Con calculada periodicidad, la valla de Melilla sufre los embates de la inmigración ilegal, problema ante el cual el Gobierno de la nación -de la plurinación según los declarados enemigos que lo sostienen- apenas es capaz de habilitar una serie de contrapartidas para Marruecos que no hacen sino alimentar el problema. El último episodio, saldado con una veintena de agentes españoles heridos, estuvo protagonizado por más de un centenar de inmigrantes -migrantes según la ornitológica terminología dominante- que intentaron entrar por el Dique Sur de Melilla. Consciente de los réditos obtenidos por la estrategia marroquí, el ministro egipcio de Recursos Hídricos y Riego -¿qué mejor cartera para quien opera sobre las reliquias de un imperio ligado al Nilo- Mohamed Abdel Atya ha amenazado a Europa con abrir el dique inmigratorio si Etiopía mantiene su intención de llenar la Gran Presa del Renacimiento, medida que agravaría la escasez de líquido elemento en un Egipto en el que muchos viven dedicados a la agricultura.

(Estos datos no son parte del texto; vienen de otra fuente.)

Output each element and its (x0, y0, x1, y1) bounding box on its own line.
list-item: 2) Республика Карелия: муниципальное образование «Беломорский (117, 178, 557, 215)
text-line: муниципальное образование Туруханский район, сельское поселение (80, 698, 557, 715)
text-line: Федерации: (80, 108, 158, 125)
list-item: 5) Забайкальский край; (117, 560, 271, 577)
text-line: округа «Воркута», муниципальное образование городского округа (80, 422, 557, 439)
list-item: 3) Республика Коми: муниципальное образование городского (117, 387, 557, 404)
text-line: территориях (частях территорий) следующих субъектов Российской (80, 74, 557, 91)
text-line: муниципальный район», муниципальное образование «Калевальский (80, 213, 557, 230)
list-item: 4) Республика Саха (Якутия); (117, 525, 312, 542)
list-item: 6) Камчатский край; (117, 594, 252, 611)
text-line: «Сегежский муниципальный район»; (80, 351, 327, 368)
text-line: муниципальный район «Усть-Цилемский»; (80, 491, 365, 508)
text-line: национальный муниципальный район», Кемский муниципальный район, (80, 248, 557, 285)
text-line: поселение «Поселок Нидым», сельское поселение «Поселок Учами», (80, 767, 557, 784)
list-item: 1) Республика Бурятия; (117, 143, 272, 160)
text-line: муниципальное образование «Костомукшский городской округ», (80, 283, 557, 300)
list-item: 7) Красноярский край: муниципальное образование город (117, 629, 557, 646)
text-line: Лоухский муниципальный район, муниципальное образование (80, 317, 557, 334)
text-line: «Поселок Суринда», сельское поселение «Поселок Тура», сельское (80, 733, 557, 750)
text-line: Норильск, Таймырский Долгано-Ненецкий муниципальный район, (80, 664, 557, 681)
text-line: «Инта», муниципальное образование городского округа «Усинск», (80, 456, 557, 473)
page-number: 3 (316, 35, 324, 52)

La búsqueda de soluciones para los muchos problemas que han gravitado y continúan afectando a las ciudades, hoy autónomas, de Ceuta y Melilla es una cuestión largamente disputada. En efecto, desde hace más de un siglo, mucho antes del Desastre de Annual del que este año se cumplen cien años, las relaciones con el sultanato marroquí han sido complejas, estableciendo las condiciones para debates como el que se celebró el 8 de mayo de 1894 en el Congreso de los Diputados. En aquella sesión, Nicolás Salmerón, presidente de la I República durante mes y medio en 1873, criticó con dureza las medidas gubernamentales dispuestas para la defensa de ambas ciudades, condensadas en la fórmula «presidios y misioneros», pues consideraba que tales medidas tan solo servirían para «levantar una barrera infranqueable al progreso de nuestra legítima y obligada influencia en Marruecos». Las palabras de Salmerón fueron respondidas desde la grada por el tradicionalista asturiano Juan Vázquez de Mella, desposeído hace un lustro de su plaza madrileña en favor de Pedro Zerolo, que lanzó al aire del Congreso esta pregunta: «¿Habíamos de mandar krausistas?», pregunta que Salmerón respondió de inmediato con otro interrogante: «¿cuantos musulmanes ha convertido el padre Lerchundi?». El rifirrafe lo cerró Mella de este modo: «El padre Lerchundi, yo espero que ha de convertir a algunos racionalistas».
El contexto en el que se desarrolla el que ya en su día Salmerón calificó de «conflicto de Melilla» es muy diferente al que movió a la discusión reseñada, sin embargo, sobreviven ciertas líneas de continuidad ideológica que dotan a aquel debate de cierto aroma de actualidad. En efeto, aunque en 1894 Salmerón ya hablaba de «la intrusión en el territorio español de rifeños fronterizos», quienes entonces cruzaban las fronteras españolas en África nada tienen que ver con los que hoy las asaltan provistos de celulares en los cuales inmortalizan sus hazañas y animan a la emulación. Concretamente, la conexión con aquellos días decimonónicos, se establece a través del krausismo, que sigue siendo uno de los elementos ideológicos centrales de las facciones autopercibidas como «de izquierdas». Una influencia que, de manera consciente o no, estuvo presente en el sedicente proyecto de la Alianza de Civilizaciones que en su día impulsó José Luis Rodríguez Zapatero junto al turco Erdogan. Ese influjo germánico, que se oponía frontalmente al envío de misioneros católicos capaces de arriesgar su vida en la tarea evangelizadora, ha resultado vencedor en una sociedad, la española, que en gran medida ha asumido el pretendido poder taumatúrgico del diálogo, y ello a pesar de que el rotundo fracaso de las primaveras árabes mostró hasta qué punto las distancias entre los hombres coranizados y los nacidos en el seno de sociedades católicas, más allá de la profundidad de su fe, son a menudo insalvables.
Si la vía krausista se ha mostrado impotente ante el islamismo, la evidencia de una Iglesia católica española alineada en sus instancias superiores con el secesionismo de la región más islamizada de nuestra nación, hace impensable la aparición de padres lerchundis capaces de transitar por el pedregoso camino del apostolado. Como alternativa a tan estériles vías queda otra vía, la señalada por Gustavo Bueno hace dos décadas: la destrucción de las «raíces del islam con el arma del racionalismo», un racionalismo que en nada se parece al que trató de sumergir en agua bendita Vázquez de Mella.